Question about Maytag Ovens
On appliances like this only the heating elements use 220 volts. things like the clock, fan, etc use 110 volts. That is why some things work and other do not. Start at the breaker, sometimes a double pole breaker will have 1 side tripped, but will look perfectly fine. switch the breaker all the way to off then re-set. If nothing changes follow the power to the appliance remove the panel and look for some fuses, check to see if any are blown. Also sometimes the microwave will have a separate power source even though its built in to the same appliance. So that's not always a good symptom to follow.
Posted on Nov 11, 2007
SOURCE: GE Oven bake element not work
It sounds like a problem with the selector switch. You have to remove the back panel to get to the back of the switch in the head unit, and find what wire goes from there to the bake element. With a meter set on 240ACV, or whichever setting is on yours that's HIGHER than that i.e. 400ACV, with the red probe on the terminal and the black one going to ground, see if you are getting 210-240 through it. If so, then it's either a faulty neutral wire connection (the other wire coming out of the element) or the selector switch. Hope this helps.
Posted on Jan 29, 2008
SOURCE: Bake element does not heat
After removing the racks, rack rails and the back plate I removed the 2 screws the hold the bake element. Lifting the front of the bake element up and carefully pulling the element out and gently moving the element so the connector clear the hole I was able to disconnect the wire. After testing for continuity with an ohm meter (non found) I determined the element need to be replaced. $37 and 45 minutes total.
Posted on May 29, 2008
The F2 Error code means the oven has detected an excess temperature condition. Most often this is due to a bad temperature sensor - the sensor costs about $75 from an online repair site.
How to remove and replace the temperature sensor. In most GE ovens, when you open the door, you'll see the rod-shaped temperature sensor sticking out of the back wall at the upper left. It's about six inches long and a bit more than 1/8" in diameter, held in place with two screws.
Turn off the circuit breaker (built-in ovens) or unplug the range before attempting the replacement.

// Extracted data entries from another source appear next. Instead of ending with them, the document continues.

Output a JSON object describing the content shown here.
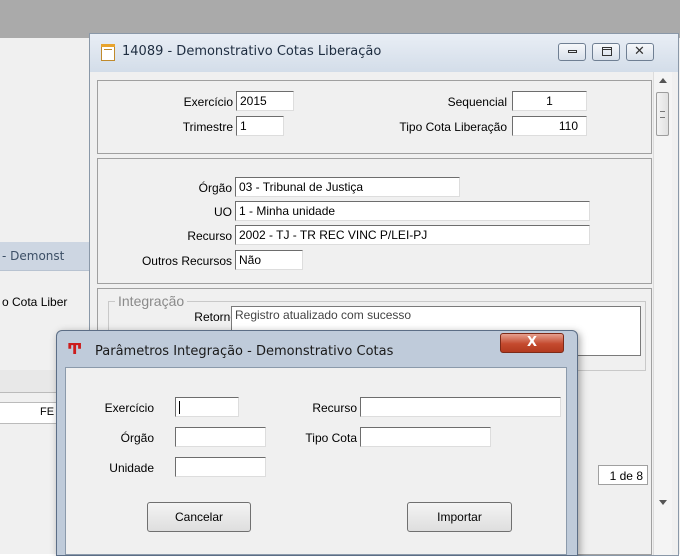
{
  "background_window": {
    "title": "- Demonst",
    "field_label": "o Cota Liber",
    "table_cell": "FE"
  },
  "main_window": {
    "title": "14089 - Demonstrativo Cotas Liberação",
    "fields": {
      "exercicio_label": "Exercício",
      "exercicio_value": "2015",
      "sequencial_label": "Sequencial",
      "sequencial_value": "1",
      "trimestre_label": "Trimestre",
      "trimestre_value": "1",
      "tipo_cota_label": "Tipo Cota Liberação",
      "tipo_cota_value": "110",
      "orgao_label": "Órgão",
      "orgao_value": "03 - Tribunal de Justiça",
      "uo_label": "UO",
      "uo_value": "1 -  Minha unidade",
      "recurso_label": "Recurso",
      "recurso_value": "2002 - TJ - TR REC VINC P/LEI-PJ",
      "outros_recursos_label": "Outros Recursos",
      "outros_recursos_value": "Não"
    },
    "integracao": {
      "legend": "Integração",
      "retorno_label": "Retorno",
      "retorno_value": "Registro atualizado com sucesso"
    },
    "pager": "1 de 8"
  },
  "dialog": {
    "title": "Parâmetros Integração - Demonstrativo Cotas",
    "close_glyph": "X",
    "fields": {
      "exercicio_label": "Exercício",
      "exercicio_value": "",
      "recurso_label": "Recurso",
      "recurso_value": "",
      "orgao_label": "Órgão",
      "orgao_value": "",
      "tipo_cota_label": "Tipo Cota",
      "tipo_cota_value": "",
      "unidade_label": "Unidade",
      "unidade_value": ""
    },
    "buttons": {
      "cancel": "Cancelar",
      "import": "Importar"
    }
  }
}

The replacement sensor will come with instructions, but basically it's a matter of removing the sensor, pulling out the wires to where they are connected and disconnecting them. You may have to snip. The replacement sensor will come with high-temp wire nuts to hold the new connection. Polarity doesn't matter; it's a straight resistance thermocouple. Hook it up, be sure you poke the connections back far enough so that they're on the other side of the thermal insulation and not resting against the back of the oven.

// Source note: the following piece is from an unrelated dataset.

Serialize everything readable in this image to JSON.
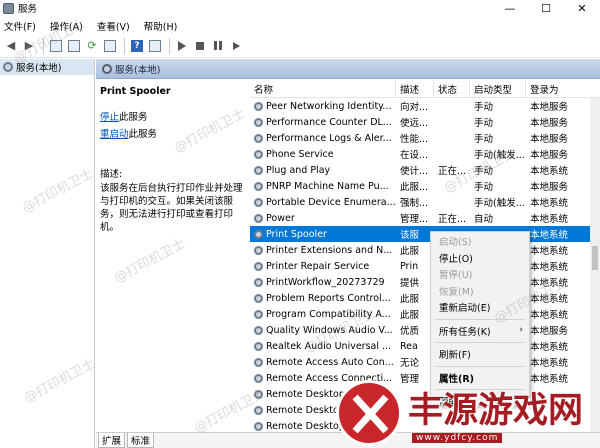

If you continue getting the F2 error after replacing the sensor, then the problem is likely in the control module - this is the circuit board behind the keypad and clock.
You'll need to remove the decorative bezel to get behind the control panel. Remove screws and set off parts in order - it's not complicated. Once the bezel is off there are two more screws that hold the panel in place. Then you can lift the panel up about a half inch and pivot it forward toward you. You'll see a bunch of wires going to a circuit board.
On the panel you will notice some black plastic boxes that say "Potter & Brumfield" on them. These are relays. Check the relays - slide the black plastic cover straight up to expose the coil and the contacts. The coil, when energized, closes the contacts - look at all the relays. You can manually close the contacts with your finger (be gentle). If the contacts of one of them are stuck, they might be welded together. You can fix the problem by prying apart the welded contacts gently with a knife blade. Take some time to gently polish the relay contacts with a folded bit of fine grain sandpaper - this will get some more life out of them. Be gentle and careful - the relays aren't complicated but if you bend the contact or rip it out, you'll have to replace the controller, which will set you back a couple hundred dollars. If you unstick and burnish the relays, they will probably eventually weld together again as the rough spot will spark, but when you burnish them with sandpaper they should be good for some more life before they need to be replaced.
If the problem isn't the temp sensor or welded relay contacts then the problem is obviously somewhere else, but temp sensor and relay contacts will account for the lion's share of F2 errors.
Once again, be safe, be careful, be gentle. Ovens are not very complicated and they're tough, but always exercise care. Always disconnect electricity before messing with them.